Ubume.
産女(Ubume)
— Woman in Childbirth
Ubume is the ghost of a woman who died in childbirth, a night-wandering mother who appears with a baby in her arms and forces the living to confront grief, care, and unfinished attachment.
§Appearance
Ubume (産女, うぶめ) appears as a woman who has died in childbirth and cannot fully leave the world of the living. In the best-known form she carries an infant or swaddled bundle through the night, her robe hanging loose like funerary white, her face exhausted, sorrowful, and only partly aware of the living person she approaches. Some accounts retain traces of blood or wet garments, but the stronger visual impression is maternal grief rather than bodily horror.

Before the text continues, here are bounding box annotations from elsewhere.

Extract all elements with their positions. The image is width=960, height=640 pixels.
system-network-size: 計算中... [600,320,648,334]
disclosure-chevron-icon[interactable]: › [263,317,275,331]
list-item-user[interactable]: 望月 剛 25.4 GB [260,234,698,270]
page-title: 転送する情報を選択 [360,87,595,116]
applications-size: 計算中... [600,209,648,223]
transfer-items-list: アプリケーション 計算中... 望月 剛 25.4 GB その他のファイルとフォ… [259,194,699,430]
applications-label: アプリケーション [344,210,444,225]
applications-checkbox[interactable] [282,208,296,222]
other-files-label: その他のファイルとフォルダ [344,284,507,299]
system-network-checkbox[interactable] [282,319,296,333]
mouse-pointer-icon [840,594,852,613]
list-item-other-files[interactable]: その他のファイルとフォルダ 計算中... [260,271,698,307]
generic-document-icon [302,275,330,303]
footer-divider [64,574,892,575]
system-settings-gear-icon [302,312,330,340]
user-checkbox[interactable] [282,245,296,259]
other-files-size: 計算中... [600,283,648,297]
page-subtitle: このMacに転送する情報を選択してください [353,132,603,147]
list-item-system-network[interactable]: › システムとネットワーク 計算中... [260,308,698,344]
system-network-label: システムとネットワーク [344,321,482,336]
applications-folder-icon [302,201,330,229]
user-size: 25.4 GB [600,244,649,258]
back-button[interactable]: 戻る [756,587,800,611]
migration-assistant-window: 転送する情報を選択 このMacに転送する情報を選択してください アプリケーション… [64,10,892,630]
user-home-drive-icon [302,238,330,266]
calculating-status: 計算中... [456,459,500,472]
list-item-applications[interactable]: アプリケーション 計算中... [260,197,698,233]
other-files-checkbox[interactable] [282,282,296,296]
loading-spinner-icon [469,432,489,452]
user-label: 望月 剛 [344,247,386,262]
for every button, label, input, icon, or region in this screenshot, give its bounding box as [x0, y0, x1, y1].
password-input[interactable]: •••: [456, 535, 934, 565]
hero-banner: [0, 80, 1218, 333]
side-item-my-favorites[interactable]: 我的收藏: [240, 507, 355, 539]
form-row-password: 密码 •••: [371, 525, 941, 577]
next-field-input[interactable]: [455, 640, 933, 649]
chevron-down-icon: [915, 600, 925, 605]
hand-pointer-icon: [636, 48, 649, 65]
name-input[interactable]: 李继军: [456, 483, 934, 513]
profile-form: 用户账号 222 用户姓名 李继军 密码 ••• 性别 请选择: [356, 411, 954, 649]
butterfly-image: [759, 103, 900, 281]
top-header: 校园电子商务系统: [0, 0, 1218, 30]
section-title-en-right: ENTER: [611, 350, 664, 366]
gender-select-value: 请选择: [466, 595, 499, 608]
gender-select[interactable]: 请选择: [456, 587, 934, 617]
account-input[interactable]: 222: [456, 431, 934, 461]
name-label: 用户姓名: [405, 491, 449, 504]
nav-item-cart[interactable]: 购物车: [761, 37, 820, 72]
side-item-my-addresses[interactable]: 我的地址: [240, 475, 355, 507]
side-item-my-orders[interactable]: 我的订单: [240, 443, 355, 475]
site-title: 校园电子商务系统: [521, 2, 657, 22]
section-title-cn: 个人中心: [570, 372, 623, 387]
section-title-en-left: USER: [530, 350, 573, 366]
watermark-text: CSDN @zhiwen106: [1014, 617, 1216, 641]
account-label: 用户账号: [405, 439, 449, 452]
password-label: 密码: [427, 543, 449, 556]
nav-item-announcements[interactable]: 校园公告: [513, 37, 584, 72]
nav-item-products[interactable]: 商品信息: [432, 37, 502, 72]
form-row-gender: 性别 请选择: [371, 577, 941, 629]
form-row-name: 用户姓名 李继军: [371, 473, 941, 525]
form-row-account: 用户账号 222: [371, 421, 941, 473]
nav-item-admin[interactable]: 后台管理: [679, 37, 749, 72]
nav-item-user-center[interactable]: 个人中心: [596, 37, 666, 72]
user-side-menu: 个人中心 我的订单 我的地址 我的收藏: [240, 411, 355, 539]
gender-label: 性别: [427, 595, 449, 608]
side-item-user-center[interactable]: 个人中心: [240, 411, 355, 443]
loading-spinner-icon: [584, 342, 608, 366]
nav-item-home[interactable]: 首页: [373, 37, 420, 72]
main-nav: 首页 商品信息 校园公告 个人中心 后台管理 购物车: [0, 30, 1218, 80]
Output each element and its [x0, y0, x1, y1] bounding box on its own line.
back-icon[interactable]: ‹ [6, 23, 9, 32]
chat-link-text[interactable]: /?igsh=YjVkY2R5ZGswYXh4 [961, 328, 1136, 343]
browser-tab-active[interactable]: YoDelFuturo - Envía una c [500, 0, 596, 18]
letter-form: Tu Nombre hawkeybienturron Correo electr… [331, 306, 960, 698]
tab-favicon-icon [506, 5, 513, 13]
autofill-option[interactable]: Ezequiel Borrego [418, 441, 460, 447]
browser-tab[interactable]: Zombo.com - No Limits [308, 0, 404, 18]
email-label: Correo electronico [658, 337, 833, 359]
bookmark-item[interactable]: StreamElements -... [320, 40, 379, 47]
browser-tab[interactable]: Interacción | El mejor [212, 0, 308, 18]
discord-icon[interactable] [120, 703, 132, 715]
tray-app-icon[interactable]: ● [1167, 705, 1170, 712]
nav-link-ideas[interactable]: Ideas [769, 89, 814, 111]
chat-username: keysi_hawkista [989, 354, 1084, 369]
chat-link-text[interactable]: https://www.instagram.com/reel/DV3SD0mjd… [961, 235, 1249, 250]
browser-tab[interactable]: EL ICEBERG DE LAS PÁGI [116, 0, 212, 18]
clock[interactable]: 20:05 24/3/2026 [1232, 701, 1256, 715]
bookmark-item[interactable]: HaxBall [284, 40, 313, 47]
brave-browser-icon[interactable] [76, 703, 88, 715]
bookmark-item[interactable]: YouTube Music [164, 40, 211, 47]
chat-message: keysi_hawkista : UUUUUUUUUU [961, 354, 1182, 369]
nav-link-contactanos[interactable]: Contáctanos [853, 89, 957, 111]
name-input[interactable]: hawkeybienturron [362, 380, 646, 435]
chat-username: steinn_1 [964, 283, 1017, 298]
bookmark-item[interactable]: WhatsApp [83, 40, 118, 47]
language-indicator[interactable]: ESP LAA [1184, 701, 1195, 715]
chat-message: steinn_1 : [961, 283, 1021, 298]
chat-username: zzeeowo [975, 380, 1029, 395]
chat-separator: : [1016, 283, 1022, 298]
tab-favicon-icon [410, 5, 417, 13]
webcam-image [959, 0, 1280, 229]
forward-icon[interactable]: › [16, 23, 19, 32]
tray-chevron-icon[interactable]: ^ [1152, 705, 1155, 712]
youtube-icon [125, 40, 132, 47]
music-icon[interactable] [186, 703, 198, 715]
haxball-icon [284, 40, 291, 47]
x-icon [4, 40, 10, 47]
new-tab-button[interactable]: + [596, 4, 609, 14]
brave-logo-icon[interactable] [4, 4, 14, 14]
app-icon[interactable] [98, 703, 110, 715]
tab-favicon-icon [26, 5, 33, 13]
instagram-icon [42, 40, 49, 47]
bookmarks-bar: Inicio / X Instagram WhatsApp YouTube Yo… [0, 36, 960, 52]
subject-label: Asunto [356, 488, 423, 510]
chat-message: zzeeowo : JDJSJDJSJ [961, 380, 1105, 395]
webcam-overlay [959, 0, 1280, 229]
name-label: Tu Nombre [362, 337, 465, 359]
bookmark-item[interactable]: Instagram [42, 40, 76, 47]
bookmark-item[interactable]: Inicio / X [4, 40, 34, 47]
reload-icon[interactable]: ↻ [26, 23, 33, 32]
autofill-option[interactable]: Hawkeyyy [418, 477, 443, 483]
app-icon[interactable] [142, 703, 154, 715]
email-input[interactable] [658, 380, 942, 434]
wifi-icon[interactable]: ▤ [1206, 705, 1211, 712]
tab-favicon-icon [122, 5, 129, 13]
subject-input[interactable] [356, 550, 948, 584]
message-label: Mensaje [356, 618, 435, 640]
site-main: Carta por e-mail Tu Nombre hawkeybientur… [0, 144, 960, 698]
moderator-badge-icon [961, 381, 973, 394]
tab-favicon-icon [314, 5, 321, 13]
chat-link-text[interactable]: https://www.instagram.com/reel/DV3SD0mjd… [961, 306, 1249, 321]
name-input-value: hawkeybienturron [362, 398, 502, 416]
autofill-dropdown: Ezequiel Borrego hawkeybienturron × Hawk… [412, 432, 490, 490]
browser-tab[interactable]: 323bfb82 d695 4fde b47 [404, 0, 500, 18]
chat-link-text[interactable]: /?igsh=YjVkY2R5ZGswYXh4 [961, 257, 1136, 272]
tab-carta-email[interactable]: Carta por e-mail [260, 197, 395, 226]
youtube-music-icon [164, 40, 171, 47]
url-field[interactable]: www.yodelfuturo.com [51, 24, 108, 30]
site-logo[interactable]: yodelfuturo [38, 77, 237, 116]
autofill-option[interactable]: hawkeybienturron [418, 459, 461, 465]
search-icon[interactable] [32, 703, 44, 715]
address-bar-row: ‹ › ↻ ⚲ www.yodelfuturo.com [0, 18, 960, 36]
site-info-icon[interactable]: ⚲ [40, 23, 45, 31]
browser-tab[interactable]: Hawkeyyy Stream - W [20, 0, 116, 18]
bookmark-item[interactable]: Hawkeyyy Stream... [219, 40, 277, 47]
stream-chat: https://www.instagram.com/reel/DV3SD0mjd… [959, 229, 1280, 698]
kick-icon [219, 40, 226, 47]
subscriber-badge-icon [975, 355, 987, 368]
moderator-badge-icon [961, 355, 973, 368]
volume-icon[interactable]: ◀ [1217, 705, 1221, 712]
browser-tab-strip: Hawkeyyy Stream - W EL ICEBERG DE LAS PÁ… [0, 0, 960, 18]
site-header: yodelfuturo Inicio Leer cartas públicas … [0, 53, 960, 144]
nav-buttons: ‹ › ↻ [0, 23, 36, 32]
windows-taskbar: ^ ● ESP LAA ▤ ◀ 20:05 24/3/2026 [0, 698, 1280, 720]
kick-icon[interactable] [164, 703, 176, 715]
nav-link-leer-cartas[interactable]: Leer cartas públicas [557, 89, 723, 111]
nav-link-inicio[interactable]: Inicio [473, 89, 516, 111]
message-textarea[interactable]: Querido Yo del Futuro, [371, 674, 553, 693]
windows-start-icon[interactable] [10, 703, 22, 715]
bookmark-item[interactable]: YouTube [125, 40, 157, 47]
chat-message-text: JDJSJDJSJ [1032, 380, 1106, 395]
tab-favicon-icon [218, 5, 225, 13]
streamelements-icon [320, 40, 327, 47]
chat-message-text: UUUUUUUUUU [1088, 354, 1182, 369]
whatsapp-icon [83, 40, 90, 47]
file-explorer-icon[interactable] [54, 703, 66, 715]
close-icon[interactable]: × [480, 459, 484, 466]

The image matters because it turns childbirth loss into a visible haunting. In some regional traditions ubume overlaps with bird-lore under the name ubumedori, yet the standard Edo and later representation is the ghostly mother with a child in her arms. She is frightening because she stands at the boundary between life and death, but also because she still performs the work of care after the body has failed.
§Interactions
Ubume often stops a passerby and asks that the child be held for a moment. Once the burden is accepted, the mother disappears and the baby becomes unnaturally heavy, sometimes seeming to turn into stone, Jizō imagery, or a soaked bundle that reveals the depth of the ghost's grief. The encounter is therefore not a simple attack. It is a transfer of obligation from the dead to the living.
Responses are usually ritual or compassionate rather than heroic. A prayer, proper memorial service, or safe care for the abandoned child can calm the haunting. Ubume belongs to the wider yūrei world, but unlike a pure onryō she is often tragic before she is vengeful, shaped by interrupted motherhood more than by formal revenge.